Intelligence is essentially social, according to a study
Research on brain injuries and the abilities of war veterans Americans from the Vietnam War who had suffered contusions or gunshot wounds to the skull has thrown new and revealing data on the nature of human intelligence.
Intelligence and the social
A study from the University of Illinois has found that certain brain areas who participate in human social activity are also fundamental to the general intelligence and emotional.
This discovery strengthens the idea that intelligence arises from the social and emotional context of the person.
"We are trying to understand the nature of intelligence and to what degree our intellectual capacity is based on the cognitive abilities we use to interact socially," he says. aron barbey, professor of neurosciences and one of the scientists who led the research.
Intellect and social context
The academic literature in social psychology explains that human intellectual abilities emerge from the everyday social context, according to Barbey.
"We require a previous stage in our development of interpersonal relationships: those who love us care and are interested in us. If this did not happen, we would be much more vulnerable, we would be defenseless, ”she points out. The subject-society interdependence continues into adulthood and continues to be transcendental throughout life.
“People close to us, friends and family, alert us when we may be making a mistake and sometimes help us if we do,” she says. “The ability to establish and maintain interpersonal relationships, essential to relate to the context immediate is not a concrete cognitive capacity that arises from the intellectual function, but the relationship is reverse. Intelligence can arise from the basic role of social relationships in human life, and consequently they are closely linked to emotional capacity and social skills.
How the research was done
The study looked at a total of 144 American war veterans with head injuries caused by shrapnel or bullets. Each lesion had its characteristics and affected different brain tissues, but due to the nature of the lesions that were analyzed, the adjacent tissues were unharmed.
Lesioned areas were mapped using tomography, then regrouped the data to provide a comparative brain map.
The scientists used a variety of carefully designed tests and tests to assess the intellectual, emotional, and social skills of veterans. They then looked for patterns linking lesions in certain brain areas with deficits in the subjects' ability to develop intellectually, emotionally, or socially.
The questions about social problems were based on the resolution of conflicts with close people.
As already reported in previous investigations on intelligence and emotional intelligence, the scientists found that areas of the frontal cortex (the front part of the brain), the parietal cortex (upper part of the skull) and temporal lobes (the side of the brain, behind the ears) are involved in social conflict resolution everyday.
The brain regions that assisted in social behavior in the parietal and temporal lobes are located in the left cerebral hemisphere. For their part, the left and right frontal lobes also participated in social functioning.
overlap
The neural connections that are considered essential for interpersonal skills did not turn out to be identical to those favoring general and emotional intelligence, but the degree of overlap was significant.
“The results suggest that there is an integrated architecture of information processing, that the Social skills are based on the mechanisms dedicated to general and emotional intelligence," he says. Barbey.
These conclusions are consistent with the idea that intelligence is largely based on emotional and social abilities, and we should understand intelligence as a product of cognitive integration, instead of discriminating between cognition and emotions and the process of social transformation. These are conclusions that fit with the social nature of human beings: our lives go by while we try to understand others and solve certain social conflicts. Our research suggests that the architecture of intelligence in the brain may have a large social component."

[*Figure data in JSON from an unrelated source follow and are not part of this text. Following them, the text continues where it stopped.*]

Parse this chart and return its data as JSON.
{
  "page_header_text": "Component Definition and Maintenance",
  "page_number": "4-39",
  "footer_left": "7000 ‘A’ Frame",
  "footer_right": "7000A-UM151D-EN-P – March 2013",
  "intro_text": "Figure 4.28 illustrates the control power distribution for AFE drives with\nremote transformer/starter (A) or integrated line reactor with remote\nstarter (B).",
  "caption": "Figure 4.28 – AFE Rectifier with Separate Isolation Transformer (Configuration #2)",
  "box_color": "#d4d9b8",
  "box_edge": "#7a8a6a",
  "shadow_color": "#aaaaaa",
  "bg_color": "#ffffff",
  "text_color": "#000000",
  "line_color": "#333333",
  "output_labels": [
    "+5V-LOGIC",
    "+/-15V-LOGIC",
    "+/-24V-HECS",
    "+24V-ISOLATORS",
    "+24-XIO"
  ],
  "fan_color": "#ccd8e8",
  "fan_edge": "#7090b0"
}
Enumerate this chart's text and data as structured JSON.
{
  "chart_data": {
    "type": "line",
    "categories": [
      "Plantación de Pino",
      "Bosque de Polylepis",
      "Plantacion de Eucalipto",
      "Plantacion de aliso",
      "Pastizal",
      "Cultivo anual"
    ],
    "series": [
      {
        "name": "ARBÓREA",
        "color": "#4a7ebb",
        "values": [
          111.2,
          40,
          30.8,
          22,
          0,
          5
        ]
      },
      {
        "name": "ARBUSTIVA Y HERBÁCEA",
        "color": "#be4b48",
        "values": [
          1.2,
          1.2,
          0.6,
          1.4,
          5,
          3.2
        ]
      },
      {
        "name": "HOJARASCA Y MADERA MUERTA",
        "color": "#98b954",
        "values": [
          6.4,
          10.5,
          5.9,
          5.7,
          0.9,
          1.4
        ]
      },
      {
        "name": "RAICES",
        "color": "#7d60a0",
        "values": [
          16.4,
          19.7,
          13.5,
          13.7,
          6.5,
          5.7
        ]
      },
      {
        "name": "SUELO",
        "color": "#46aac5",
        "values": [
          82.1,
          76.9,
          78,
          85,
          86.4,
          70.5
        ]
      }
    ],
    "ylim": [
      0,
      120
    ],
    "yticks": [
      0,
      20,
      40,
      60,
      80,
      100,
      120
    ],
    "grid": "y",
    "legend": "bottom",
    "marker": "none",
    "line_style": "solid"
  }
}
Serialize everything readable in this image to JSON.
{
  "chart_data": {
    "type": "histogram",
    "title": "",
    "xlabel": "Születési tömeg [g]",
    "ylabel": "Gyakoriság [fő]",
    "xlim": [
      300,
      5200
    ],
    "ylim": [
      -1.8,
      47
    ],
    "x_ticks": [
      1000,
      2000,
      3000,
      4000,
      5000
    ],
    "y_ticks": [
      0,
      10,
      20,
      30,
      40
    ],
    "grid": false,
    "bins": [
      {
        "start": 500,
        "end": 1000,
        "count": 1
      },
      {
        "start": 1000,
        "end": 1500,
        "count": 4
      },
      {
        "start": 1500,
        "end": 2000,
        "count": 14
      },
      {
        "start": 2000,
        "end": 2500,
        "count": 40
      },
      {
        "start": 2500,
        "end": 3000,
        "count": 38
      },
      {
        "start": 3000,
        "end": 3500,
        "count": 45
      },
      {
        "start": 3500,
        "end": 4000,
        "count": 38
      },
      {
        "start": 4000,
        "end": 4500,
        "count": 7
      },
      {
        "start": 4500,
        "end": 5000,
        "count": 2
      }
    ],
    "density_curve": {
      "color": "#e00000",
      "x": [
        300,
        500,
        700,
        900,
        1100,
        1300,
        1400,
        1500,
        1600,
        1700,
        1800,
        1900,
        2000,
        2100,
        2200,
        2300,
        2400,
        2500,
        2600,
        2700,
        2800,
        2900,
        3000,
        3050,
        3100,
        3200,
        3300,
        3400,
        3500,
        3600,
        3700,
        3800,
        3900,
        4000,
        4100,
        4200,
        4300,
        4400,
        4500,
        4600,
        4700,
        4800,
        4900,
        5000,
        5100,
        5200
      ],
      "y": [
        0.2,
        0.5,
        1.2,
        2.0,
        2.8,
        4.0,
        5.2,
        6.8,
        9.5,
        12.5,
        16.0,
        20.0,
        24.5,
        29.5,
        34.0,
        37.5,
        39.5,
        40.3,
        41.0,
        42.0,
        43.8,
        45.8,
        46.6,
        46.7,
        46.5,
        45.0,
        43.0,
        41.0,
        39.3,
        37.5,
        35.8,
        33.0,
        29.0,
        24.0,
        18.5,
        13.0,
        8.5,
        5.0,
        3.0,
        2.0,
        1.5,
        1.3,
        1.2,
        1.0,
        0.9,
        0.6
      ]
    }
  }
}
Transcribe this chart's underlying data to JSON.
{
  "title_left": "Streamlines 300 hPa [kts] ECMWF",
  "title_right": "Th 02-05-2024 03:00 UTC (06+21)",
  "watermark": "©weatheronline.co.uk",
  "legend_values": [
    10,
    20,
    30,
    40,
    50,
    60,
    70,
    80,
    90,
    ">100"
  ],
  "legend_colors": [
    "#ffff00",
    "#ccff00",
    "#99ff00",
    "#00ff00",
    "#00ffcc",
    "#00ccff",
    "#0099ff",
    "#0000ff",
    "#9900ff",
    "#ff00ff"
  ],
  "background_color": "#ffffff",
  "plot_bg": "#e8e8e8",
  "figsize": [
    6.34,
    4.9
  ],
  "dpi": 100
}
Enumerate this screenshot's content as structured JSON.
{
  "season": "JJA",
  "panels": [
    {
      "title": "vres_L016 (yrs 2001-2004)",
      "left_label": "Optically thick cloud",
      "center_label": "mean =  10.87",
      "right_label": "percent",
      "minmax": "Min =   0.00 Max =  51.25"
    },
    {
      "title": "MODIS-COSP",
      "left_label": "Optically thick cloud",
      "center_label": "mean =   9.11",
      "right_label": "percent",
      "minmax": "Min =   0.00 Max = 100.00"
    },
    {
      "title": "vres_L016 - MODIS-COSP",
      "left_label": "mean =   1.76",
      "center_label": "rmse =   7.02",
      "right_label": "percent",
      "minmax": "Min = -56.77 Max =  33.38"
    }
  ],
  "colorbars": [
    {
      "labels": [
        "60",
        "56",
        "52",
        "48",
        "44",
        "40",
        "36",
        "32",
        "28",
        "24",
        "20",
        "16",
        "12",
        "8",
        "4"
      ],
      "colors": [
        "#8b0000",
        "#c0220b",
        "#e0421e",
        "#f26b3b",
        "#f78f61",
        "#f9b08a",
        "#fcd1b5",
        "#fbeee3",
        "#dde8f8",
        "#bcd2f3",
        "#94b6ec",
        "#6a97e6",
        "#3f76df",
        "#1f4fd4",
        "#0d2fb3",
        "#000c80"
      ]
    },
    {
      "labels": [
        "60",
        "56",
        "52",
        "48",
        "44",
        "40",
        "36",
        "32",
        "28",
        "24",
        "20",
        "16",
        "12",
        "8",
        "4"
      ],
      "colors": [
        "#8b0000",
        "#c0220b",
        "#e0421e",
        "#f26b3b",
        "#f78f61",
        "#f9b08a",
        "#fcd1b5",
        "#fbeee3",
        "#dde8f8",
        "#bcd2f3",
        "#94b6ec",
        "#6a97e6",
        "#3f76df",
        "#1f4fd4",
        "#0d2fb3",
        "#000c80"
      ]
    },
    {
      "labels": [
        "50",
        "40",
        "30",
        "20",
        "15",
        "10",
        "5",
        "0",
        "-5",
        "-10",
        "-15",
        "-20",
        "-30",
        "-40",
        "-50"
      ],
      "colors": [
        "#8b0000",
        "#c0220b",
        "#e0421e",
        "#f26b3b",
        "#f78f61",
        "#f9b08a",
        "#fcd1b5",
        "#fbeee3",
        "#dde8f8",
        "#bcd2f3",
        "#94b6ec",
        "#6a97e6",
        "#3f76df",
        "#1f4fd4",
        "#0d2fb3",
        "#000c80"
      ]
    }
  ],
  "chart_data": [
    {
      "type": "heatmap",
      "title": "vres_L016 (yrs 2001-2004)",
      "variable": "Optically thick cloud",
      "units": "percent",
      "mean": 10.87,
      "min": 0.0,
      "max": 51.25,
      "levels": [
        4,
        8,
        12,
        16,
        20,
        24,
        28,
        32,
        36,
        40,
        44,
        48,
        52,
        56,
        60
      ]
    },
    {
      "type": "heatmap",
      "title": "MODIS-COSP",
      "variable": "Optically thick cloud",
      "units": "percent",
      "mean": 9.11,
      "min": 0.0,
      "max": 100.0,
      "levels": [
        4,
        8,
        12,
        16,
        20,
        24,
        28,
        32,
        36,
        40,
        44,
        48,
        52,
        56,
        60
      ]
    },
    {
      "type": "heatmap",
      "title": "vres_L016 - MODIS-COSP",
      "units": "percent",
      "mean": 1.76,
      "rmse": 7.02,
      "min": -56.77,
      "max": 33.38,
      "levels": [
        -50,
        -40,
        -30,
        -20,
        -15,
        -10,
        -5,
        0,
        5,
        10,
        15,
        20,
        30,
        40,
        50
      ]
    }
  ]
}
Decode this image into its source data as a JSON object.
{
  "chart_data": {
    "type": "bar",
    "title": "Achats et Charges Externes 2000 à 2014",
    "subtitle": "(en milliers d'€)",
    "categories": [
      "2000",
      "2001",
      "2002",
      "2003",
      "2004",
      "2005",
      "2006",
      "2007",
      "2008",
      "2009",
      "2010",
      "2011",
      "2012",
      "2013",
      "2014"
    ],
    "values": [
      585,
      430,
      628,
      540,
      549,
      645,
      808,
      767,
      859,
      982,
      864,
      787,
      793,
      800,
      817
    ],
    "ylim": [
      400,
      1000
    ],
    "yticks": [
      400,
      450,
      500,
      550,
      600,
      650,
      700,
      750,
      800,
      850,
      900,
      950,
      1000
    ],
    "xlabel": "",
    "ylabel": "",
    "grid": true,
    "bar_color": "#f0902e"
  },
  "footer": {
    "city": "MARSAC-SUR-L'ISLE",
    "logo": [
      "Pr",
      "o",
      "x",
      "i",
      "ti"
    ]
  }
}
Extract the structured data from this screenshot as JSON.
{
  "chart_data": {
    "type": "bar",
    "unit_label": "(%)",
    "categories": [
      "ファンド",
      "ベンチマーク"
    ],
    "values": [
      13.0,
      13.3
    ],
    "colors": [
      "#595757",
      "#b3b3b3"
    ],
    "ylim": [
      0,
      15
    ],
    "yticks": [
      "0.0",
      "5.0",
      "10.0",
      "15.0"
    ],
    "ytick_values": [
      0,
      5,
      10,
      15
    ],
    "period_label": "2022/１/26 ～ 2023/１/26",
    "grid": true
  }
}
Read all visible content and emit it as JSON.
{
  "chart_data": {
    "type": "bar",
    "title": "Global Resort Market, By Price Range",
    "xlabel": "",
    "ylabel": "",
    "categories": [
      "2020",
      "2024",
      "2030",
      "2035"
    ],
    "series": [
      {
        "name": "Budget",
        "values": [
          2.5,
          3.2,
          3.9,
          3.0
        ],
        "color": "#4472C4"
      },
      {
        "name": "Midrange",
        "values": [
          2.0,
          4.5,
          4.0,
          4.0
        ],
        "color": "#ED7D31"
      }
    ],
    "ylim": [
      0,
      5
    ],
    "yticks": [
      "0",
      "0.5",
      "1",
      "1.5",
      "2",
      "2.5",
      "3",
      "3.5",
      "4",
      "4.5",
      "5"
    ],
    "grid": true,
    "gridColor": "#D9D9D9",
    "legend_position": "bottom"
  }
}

In other study of 2013, Barbey reached similar results. On that occasion, he highlighted that general intelligence had a strong link with emotional intelligence, analyzing both IQ tests and damaged brain areas.
Likewise, in 2012, Barbey mapped for the first time the distribution of intelligence-related tasks in the brain.
Bibliographic references:
- TO. K. Barbey, R. Colum, E. J. Paul, a. Chao, J. Solomon, J. h. Grafman: Lesion mapping of social problem solving. Brain (2014). DOI: 10.1093/brain/awu207.